Even though early speech therapy with toddlers is play based and fun, it is work and learning is happening with the child. If you were doing something that required concentration, you would want minimal distractions for you. The same is true for your child. Sometimes, adults will have a program on for them. This doesn't bother me as long as the child isn't distracted by it and the volume isn't super loud. My preference would be for no televisions though during our session.

2. Watch siblings and make adjustments.
Siblings can be a help to sessions or a hindrance. There are some siblings that really provide a benefit for the session. They can model phrases or words for the child. They can model turn taking in activities or games. The older siblings can usually pick up on what I am trying to accomplish and really provide an excellent model.

On the other hand, there are some siblings who take over or cause more problems. I have been in some sessions in which I felt like I was a babysitter for the parent. I have literally been left alone in the living room with the child I am working with plus younger siblings. Younger siblings (those under 18 months) usually cannot provide modeling that I need from a sibling. Usually, they try to take our toys or materials due to their young age and take time away from the child I am working with. It should be understood that therapy time in the home is not a time for the therapist to be entertaining all of your children without the therapist's permission.

Similarly, if there are multiple siblings that are very talkative, this too can take away from the child's therapy time. I have had some sessions where the siblings fight and talk and talk and talk to me or each other and totally cause the child I am working with to stay silent and overlooked. The therapy is less productive in this scenario as well.

I won't say that siblings should or shouldn't be in sessions. My program encourages sibling involvement, but sometimes it is almost impossible (or time wasting).
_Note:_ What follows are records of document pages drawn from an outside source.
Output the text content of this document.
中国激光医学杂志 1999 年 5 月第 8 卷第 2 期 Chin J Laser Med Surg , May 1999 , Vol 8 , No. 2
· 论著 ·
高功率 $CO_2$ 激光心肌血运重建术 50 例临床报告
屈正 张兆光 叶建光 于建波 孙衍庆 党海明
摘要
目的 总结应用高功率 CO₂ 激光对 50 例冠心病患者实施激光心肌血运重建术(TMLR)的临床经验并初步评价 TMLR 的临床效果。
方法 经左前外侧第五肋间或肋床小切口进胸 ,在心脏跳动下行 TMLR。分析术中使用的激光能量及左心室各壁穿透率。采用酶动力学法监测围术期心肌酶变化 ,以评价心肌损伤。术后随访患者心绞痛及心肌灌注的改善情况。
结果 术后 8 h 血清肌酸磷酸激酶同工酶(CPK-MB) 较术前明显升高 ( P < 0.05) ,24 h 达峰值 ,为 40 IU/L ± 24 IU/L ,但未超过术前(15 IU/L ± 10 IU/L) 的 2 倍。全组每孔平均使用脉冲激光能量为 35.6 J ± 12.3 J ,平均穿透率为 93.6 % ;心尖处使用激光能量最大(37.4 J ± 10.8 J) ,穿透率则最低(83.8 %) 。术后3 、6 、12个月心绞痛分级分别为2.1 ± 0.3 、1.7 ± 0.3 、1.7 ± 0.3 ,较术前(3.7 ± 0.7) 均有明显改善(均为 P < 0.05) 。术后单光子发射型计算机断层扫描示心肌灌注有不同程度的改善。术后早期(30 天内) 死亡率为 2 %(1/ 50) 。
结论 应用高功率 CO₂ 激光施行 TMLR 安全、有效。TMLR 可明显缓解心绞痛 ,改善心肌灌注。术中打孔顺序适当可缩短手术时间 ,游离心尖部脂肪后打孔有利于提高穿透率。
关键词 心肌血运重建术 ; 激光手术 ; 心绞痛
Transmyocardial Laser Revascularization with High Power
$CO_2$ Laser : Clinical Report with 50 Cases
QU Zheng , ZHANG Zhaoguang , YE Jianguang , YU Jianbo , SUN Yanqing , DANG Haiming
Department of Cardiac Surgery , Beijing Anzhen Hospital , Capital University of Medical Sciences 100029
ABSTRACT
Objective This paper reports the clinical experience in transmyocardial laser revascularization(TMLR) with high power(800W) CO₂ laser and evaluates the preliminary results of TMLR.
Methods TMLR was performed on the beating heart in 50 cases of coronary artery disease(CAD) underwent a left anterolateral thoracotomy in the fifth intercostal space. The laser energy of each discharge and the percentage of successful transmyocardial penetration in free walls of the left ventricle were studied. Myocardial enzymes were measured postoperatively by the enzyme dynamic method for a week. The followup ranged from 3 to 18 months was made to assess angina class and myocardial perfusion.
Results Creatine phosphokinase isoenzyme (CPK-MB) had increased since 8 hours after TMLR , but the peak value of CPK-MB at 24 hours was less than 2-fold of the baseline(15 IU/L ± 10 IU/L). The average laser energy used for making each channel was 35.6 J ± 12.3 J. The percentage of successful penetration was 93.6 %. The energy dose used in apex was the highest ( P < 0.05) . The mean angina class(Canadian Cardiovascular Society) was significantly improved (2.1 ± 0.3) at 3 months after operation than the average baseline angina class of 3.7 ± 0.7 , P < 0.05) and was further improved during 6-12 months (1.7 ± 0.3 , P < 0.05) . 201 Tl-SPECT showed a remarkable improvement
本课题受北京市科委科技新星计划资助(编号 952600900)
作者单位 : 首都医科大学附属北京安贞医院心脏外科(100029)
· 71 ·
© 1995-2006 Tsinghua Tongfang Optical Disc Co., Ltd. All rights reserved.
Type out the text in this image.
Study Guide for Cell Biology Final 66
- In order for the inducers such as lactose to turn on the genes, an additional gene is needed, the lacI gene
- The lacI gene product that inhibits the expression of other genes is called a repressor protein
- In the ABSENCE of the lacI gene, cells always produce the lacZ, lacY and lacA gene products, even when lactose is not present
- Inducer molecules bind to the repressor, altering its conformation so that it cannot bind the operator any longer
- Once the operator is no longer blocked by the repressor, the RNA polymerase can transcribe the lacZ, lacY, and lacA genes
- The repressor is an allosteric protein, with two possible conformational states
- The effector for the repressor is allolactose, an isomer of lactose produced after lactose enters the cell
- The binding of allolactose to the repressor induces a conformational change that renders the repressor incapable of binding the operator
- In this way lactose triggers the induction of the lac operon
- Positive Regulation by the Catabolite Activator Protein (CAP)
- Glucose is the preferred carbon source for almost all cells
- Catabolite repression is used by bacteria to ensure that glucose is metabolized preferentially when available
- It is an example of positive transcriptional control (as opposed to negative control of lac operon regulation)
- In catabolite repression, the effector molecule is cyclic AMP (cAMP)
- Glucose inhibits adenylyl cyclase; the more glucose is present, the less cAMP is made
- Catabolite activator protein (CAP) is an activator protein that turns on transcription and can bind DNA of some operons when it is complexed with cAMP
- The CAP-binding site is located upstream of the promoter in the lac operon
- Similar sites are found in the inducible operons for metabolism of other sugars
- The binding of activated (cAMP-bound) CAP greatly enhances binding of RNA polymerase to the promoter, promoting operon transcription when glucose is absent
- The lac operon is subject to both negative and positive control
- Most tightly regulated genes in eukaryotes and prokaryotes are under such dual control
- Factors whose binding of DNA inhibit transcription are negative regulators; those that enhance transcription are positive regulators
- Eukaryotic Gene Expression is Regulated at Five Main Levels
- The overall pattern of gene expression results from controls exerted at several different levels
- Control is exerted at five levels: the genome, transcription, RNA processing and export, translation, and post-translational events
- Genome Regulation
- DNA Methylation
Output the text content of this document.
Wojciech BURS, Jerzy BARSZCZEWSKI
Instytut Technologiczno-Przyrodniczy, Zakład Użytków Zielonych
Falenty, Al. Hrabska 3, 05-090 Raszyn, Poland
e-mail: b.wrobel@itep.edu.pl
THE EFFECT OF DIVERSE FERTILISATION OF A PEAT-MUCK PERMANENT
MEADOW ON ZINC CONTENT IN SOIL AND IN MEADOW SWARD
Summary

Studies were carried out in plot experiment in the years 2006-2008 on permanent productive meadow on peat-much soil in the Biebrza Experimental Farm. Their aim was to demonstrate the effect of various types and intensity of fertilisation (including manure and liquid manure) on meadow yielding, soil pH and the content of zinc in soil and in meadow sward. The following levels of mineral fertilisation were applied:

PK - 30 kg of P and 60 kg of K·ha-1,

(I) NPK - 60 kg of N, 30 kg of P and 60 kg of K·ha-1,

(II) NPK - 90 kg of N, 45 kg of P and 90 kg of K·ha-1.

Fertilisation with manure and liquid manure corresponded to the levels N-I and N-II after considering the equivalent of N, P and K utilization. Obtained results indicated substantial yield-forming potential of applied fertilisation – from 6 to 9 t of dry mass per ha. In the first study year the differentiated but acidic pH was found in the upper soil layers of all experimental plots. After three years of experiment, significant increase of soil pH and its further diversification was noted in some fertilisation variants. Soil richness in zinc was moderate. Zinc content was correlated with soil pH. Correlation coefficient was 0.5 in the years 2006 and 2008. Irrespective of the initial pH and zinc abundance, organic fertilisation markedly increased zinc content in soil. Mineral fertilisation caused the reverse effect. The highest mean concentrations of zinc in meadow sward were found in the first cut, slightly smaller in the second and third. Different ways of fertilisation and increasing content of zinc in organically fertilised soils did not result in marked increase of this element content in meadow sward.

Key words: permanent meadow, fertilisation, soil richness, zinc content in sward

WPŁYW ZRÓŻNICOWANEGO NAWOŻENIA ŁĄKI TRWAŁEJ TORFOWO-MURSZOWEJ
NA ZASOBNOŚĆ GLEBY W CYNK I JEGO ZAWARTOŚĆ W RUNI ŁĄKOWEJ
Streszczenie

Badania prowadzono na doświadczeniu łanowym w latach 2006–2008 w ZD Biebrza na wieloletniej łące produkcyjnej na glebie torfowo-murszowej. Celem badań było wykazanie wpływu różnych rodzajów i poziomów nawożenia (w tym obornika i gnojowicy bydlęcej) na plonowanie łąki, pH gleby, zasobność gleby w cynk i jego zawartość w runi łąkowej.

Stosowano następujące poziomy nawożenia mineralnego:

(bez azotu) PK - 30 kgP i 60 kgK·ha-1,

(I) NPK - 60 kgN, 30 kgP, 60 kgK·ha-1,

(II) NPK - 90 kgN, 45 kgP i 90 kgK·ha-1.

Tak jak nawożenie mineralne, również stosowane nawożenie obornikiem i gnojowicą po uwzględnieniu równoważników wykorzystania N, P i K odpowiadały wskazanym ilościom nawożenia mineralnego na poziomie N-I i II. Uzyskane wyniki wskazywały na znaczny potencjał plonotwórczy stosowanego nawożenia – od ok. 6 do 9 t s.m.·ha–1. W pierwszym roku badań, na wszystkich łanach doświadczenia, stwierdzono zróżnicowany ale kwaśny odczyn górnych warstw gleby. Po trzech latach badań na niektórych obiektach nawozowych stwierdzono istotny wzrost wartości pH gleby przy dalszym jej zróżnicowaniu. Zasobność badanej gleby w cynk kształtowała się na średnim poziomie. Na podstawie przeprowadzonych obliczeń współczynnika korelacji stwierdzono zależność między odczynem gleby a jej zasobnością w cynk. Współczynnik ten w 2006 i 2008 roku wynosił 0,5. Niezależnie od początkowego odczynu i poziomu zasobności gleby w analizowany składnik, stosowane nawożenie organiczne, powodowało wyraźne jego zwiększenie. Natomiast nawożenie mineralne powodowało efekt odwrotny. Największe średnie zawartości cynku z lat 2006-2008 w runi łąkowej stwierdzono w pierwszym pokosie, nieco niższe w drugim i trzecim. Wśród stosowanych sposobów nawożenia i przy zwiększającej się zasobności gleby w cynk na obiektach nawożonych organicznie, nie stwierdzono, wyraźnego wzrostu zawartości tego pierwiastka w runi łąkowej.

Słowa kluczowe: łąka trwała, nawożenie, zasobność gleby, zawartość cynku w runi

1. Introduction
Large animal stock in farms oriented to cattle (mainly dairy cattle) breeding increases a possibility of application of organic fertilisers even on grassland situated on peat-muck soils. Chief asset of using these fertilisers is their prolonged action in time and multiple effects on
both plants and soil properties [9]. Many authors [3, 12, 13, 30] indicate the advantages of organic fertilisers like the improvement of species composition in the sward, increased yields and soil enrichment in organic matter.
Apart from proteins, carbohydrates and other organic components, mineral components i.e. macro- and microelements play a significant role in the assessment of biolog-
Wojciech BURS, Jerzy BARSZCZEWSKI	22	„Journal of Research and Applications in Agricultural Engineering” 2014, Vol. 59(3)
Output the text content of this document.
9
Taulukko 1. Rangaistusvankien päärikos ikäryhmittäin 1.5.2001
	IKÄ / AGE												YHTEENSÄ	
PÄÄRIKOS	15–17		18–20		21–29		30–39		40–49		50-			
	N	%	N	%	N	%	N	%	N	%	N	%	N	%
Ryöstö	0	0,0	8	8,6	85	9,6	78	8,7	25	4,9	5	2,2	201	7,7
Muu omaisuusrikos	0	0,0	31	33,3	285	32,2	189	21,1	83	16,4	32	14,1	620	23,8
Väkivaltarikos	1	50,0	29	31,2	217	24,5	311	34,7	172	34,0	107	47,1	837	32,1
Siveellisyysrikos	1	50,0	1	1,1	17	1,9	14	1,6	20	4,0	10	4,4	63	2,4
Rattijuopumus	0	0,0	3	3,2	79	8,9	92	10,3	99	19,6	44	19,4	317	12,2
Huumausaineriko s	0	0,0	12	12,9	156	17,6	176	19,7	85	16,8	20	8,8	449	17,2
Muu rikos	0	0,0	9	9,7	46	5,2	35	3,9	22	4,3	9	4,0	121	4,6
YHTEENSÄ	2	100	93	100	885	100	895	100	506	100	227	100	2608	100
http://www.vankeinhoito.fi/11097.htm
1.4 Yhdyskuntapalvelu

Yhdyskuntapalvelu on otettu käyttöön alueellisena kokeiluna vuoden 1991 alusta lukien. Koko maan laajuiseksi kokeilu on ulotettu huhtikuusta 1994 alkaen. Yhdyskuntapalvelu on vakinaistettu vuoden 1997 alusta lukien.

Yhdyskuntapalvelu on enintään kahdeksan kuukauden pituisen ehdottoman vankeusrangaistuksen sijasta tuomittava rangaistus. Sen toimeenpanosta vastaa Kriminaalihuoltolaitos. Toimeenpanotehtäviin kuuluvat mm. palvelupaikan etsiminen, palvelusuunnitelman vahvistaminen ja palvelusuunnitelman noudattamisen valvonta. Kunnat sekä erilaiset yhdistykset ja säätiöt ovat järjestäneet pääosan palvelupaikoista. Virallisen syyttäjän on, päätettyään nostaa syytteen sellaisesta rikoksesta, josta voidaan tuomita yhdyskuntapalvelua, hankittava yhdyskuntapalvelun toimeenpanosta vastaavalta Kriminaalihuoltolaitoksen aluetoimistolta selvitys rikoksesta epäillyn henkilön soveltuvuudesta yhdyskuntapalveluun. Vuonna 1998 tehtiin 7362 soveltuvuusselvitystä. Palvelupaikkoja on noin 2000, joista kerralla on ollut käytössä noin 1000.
My advice to you is to watch how your other child(ren) react in sessions. You should be able to see if your child is helping or hurting their sibling's speech therapy sessions. If not, ask your child's therapist.

3. Make sure your child is awake.
This may seem obvious, but your child needs to be awake for sessions. There have been many sessions that I have arrived for as scheduled and on time yet the child is fast asleep. Sometimes, an unplanned nap happens in the afternoon, and this is understandable. There are some morning sessions though that parents wait for me to arrive before waking up their child. The process of waking up the child can take up to 10 minutes of the session. As a therapist, I value the time that I have for each session. Consistently using several minutes every week to awaken a child is not a productive use of the therapist's time. Please, make sure your child is up and ready to go before the therapist gets to your home.

4. Put away the pacifiers. 
If your child is attached to pacifiers, they most likely won't be allowed to keep them in their mouth for speech therapy sessions. Some toddlers will remove the pacifier and be fine for our sessions. Other toddlers will resist the removal of a pacifier and will cause a disruption in therapy for several minutes. If your child falls in the later category, then you will need to make sure the pacifier is removed before the therapist arrives to save some time in therapy. After all, your child will be less likely to speak if the pacifier is plugging up their mouth.

5. Be engaged and participate!
The best thing you can do for your child in home therapy is to be an active participant. Watch the therapist, so you can replicate what she does later. Ask questions, report problems, and give input to your therapist. You know your child the best, so you will have good information to give.

Home therapy with your child should be a positive experience for everyone in the home. You don't necessarily need a special space or room for therapy for it to be successful. But, minimizing distractions and being attentive to your child during sessions can help your toddler get the most of their time in therapy.

Therapy Thursday is for educational purposes only and not intended as therapeutic advice.